New books chart SA contribution to opera

08 May 2024 | By Wayne Muller
webtickets_image_opera_uct_book_launch
08 May 2024 | By Wayne Muller

Two new books – one charting the performance history of opera in Cape Town and the other on the life of the late South African repetiteur Gordon Jephtas – will be launched on Tuesday, 21 May 2024 at the Baxter Concert Hall.

The launch is presented by Opera UCT and will include performances by up-and-coming opera singers currently training at the University of Cape Town (UCT).

In Opera in Cape Town – The Critic’s Voice, Dr Wayne Muller writes about how opera critics have shaped audiences’ ideas of especially the “Africanisation” of opera during the post-apartheid era.

opera_in_cape_town_cover_copy

“Sorry. I am what I am.” – The life and letters of the South African pianist and opera coach Gordon Jephtas (1943–92) – edited by scholars Dr Hilde Roos, Féroll-Jon Davids and Dr Chris Walton – is a collection of letters written by Jephtas to local soprano May Abrahamse that reveal striking stories about his life as an international repetiteur.

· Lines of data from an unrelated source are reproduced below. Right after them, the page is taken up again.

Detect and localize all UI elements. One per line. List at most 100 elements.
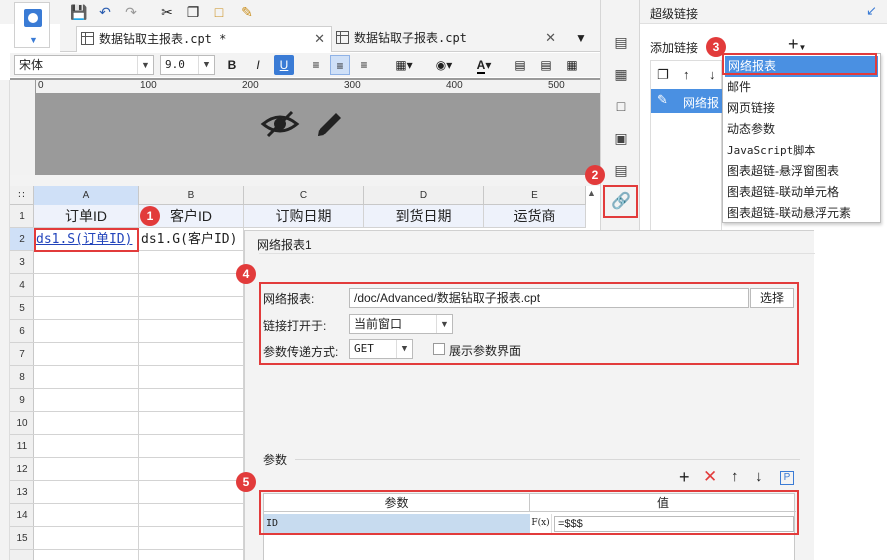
highlight-box <box>603 185 638 218</box>
row-header[interactable]: 4 <box>10 274 34 297</box>
column-header-d[interactable]: D <box>364 186 484 205</box>
font-name-select[interactable]: 宋体 ▼ <box>14 55 154 75</box>
menu-item-chart-cell[interactable]: 图表超链-联动单元格 <box>727 182 839 203</box>
row-header[interactable]: 6 <box>10 320 34 343</box>
menu-item-javascript[interactable]: JavaScript脚本 <box>727 140 815 161</box>
condition-icon[interactable]: ▣ <box>611 128 631 148</box>
paste-icon[interactable]: □ <box>210 3 228 21</box>
font-name-value: 宋体 <box>19 58 44 72</box>
save-icon[interactable]: 💾 <box>70 3 88 21</box>
widget-settings-icon[interactable]: □ <box>611 96 631 116</box>
app-logo-icon[interactable]: ▼ <box>14 2 50 48</box>
empty-cells[interactable] <box>34 251 244 560</box>
chevron-down-icon: ▼ <box>198 56 214 74</box>
cell-c1[interactable]: 订购日期 <box>244 205 364 228</box>
menu-item-dynamic-param[interactable]: 动态参数 <box>727 119 775 140</box>
column-header-bar: ∷ A B C D E <box>10 186 586 205</box>
column-header-c[interactable]: C <box>244 186 364 205</box>
align-center-icon[interactable]: ≡ <box>330 55 350 75</box>
row-header[interactable]: 15 <box>10 527 34 550</box>
menu-item-email[interactable]: 邮件 <box>727 77 751 98</box>
tab-main-report[interactable]: 数据钻取主报表.cpt * ✕ <box>76 26 332 52</box>
ruler-tick: 400 <box>446 80 463 91</box>
align-left-icon[interactable]: ≡ <box>306 55 326 75</box>
add-link-button[interactable]: +▼ <box>788 34 806 55</box>
row-header[interactable]: 14 <box>10 504 34 527</box>
link-list: ❐ ↑ ↓ ✎ 网络报 <box>650 60 723 232</box>
add-link-menu: 网络报表 邮件 网页链接 动态参数 JavaScript脚本 图表超链-悬浮窗图… <box>722 53 881 223</box>
freeze-icon[interactable]: ▦ <box>562 55 582 75</box>
close-icon[interactable]: ✕ <box>314 27 325 51</box>
copy-icon[interactable]: ❐ <box>184 3 202 21</box>
tab-label: 数据钻取主报表.cpt * <box>99 32 227 46</box>
row-header[interactable]: 8 <box>10 366 34 389</box>
align-right-icon[interactable]: ≡ <box>354 55 374 75</box>
row-header[interactable]: 10 <box>10 412 34 435</box>
menu-item-chart-float[interactable]: 图表超链-悬浮窗图表 <box>727 161 839 182</box>
row-header[interactable]: 2 <box>10 228 34 251</box>
row-header[interactable]: 12 <box>10 458 34 481</box>
cell-d1[interactable]: 到货日期 <box>364 205 484 228</box>
format-brush-icon[interactable]: ✎ <box>238 3 256 21</box>
delete-param-icon[interactable]: ✕ <box>703 467 717 487</box>
edit-pencil-icon[interactable] <box>312 108 346 142</box>
cell-b2[interactable]: ds1.G(客户ID) <box>139 228 244 251</box>
font-color-button[interactable]: A▾ <box>466 55 502 75</box>
row-header[interactable]: 9 <box>10 389 34 412</box>
cut-icon[interactable]: ✂ <box>158 3 176 21</box>
select-all-icon[interactable]: ∷ <box>10 186 34 205</box>
arrow-down-icon[interactable]: ↓ <box>755 468 763 485</box>
cell-element-icon[interactable]: ▤ <box>611 32 631 52</box>
divider <box>295 459 800 460</box>
undo-icon[interactable]: ↶ <box>96 3 114 21</box>
unmerge-cells-icon[interactable]: ▤ <box>536 55 556 75</box>
add-param-icon[interactable]: + <box>679 467 690 488</box>
param-p-icon[interactable]: P <box>780 471 794 485</box>
bold-button[interactable]: B <box>222 55 242 75</box>
tab-menu-icon[interactable]: ▼ <box>572 29 590 47</box>
arrow-down-icon[interactable]: ↓ <box>709 67 716 82</box>
row-header[interactable]: 3 <box>10 251 34 274</box>
row-header[interactable]: 13 <box>10 481 34 504</box>
cell-a1[interactable]: 订单ID <box>34 205 139 228</box>
border-icon[interactable]: ▦▾ <box>386 55 422 75</box>
horizontal-ruler: 0 100 200 300 400 500 <box>36 80 600 94</box>
row-header[interactable]: 11 <box>10 435 34 458</box>
fill-color-icon[interactable]: ◉▾ <box>426 55 462 75</box>
column-header-e[interactable]: E <box>484 186 586 205</box>
add-icon: + <box>788 34 799 54</box>
tab-sub-report[interactable]: 数据钻取子报表.cpt ✕ <box>332 26 562 52</box>
hide-preview-icon[interactable] <box>260 108 300 140</box>
panel-header: 超级链接 ↙ <box>640 0 887 24</box>
merge-cells-icon[interactable]: ▤ <box>510 55 530 75</box>
menu-item-chart-float-element[interactable]: 图表超链-联动悬浮元素 <box>727 203 851 224</box>
arrow-up-icon[interactable]: ↑ <box>683 67 690 82</box>
underline-button[interactable]: U <box>274 55 294 75</box>
menu-item-web[interactable]: 网页链接 <box>727 98 775 119</box>
close-icon[interactable]: ✕ <box>545 26 556 50</box>
edit-pencil-icon: ✎ <box>657 92 668 107</box>
font-size-value: 9.0 <box>165 58 185 71</box>
data-column-icon[interactable]: ▤ <box>611 160 631 180</box>
callout-badge: 2 <box>585 165 605 185</box>
row-header[interactable]: 5 <box>10 297 34 320</box>
link-name: 网络报表1 <box>257 238 312 252</box>
arrow-up-icon[interactable]: ↑ <box>731 468 739 485</box>
redo-icon[interactable]: ↷ <box>122 3 140 21</box>
ruler-tick: 0 <box>38 80 44 91</box>
font-size-select[interactable]: 9.0 ▼ <box>160 55 215 75</box>
collapse-icon[interactable]: ↙ <box>866 3 877 19</box>
column-header-a[interactable]: A <box>34 186 139 205</box>
row-header[interactable]: 7 <box>10 343 34 366</box>
column-header-b[interactable]: B <box>139 186 244 205</box>
cell-e1[interactable]: 运货商 <box>484 205 586 228</box>
format-bar: 宋体 ▼ 9.0 ▼ B I U ≡ ≡ ≡ ▦▾ ◉▾ A▾ ▤ ▤ ▦ <box>10 53 600 77</box>
scroll-up-icon[interactable]: ▲ <box>587 188 596 198</box>
row-header[interactable]: 1 <box>10 205 34 228</box>
link-list-item[interactable]: ✎ 网络报 <box>651 89 723 113</box>
splitter[interactable] <box>10 175 600 186</box>
copy-link-icon[interactable]: ❐ <box>657 67 669 83</box>
report-file-icon <box>81 32 94 45</box>
italic-button[interactable]: I <box>248 55 268 75</box>
cell-attribute-icon[interactable]: ▦ <box>611 64 631 84</box>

As a teenager, Jephtas was a member of the Eoan Group, a Cape Town-based welfare and cultural organisation started in 1933 for coloured people in District Six. He studied at the South African College of Music at UCT and left South Africa in the 1960s for further training in Europe.

Eventually, Jephtas had a prolific career as repetiteur and coached star singers like Luciano Pavarotti, Renata Tebaldi, Franco Corelli and Montserrat Caballé.

At the book launch, Roos and Davids will discuss more about Jephtas’s life, and the audience will be able to hear unique recordings of him during coaching sessions. Both Roos and Davids have done research on Jephtas’s life and work in Europe and the USA, where he died in 1992 in New York.

“We had 144 items – which included letters, postcards and telegrams – that could be included in the book. It is all about Gordon’s life; he was often self-critical and had a need to be acknowledged within the apartheid context. But at that time, it was impossible for a coloured man to have a career in opera in his own country,” says Roos and Davids.

boekomslag_copy

Muller’s book charts a reception history of opera in Cape Town from the specific perspective of the opera critics who reviewed opera performances in the city since the 1980s.

“These views of critics cast an interesting light on the aesthetic changes that happened in opera. Since 1994, opera had been made relevant to local audiences by transporting the settings of opera from Europe to South Africa. So, we’ve seen classical operas like Puccini’s La Bohème – and many others – being set in Soweto or District Six or in a different context with adaptations,” says Muller.

The book traces how indigenous music, languages and cultural practices became part of the performance practice of the standard repertoire. Coupled with that, more than 20 new operas by South African composers were composed since 1995, which all tell unique South African stories.

Roos, Davids and Muller are affiliated with the Africa Open Institute for Music, Research and Innovation at Stellenbosch University.

At the book launch, the authors will be interviewed by popular Cape Talk radio presenter Africa Melane, while the Director of Opera UCT, Jeremy Silver, will accompany young singers who will perform arias and ensembles from operas that have been popular with audiences in Cape Town as well as those who were significant in Jephtas’s career.

  • The book launch is on Tuesday, 21 May 2024 at 19:00 in the Baxter Concert Hall in Rondebosch, Cape Town. Tickets are available at Webtickets (search “Opera for the Books”).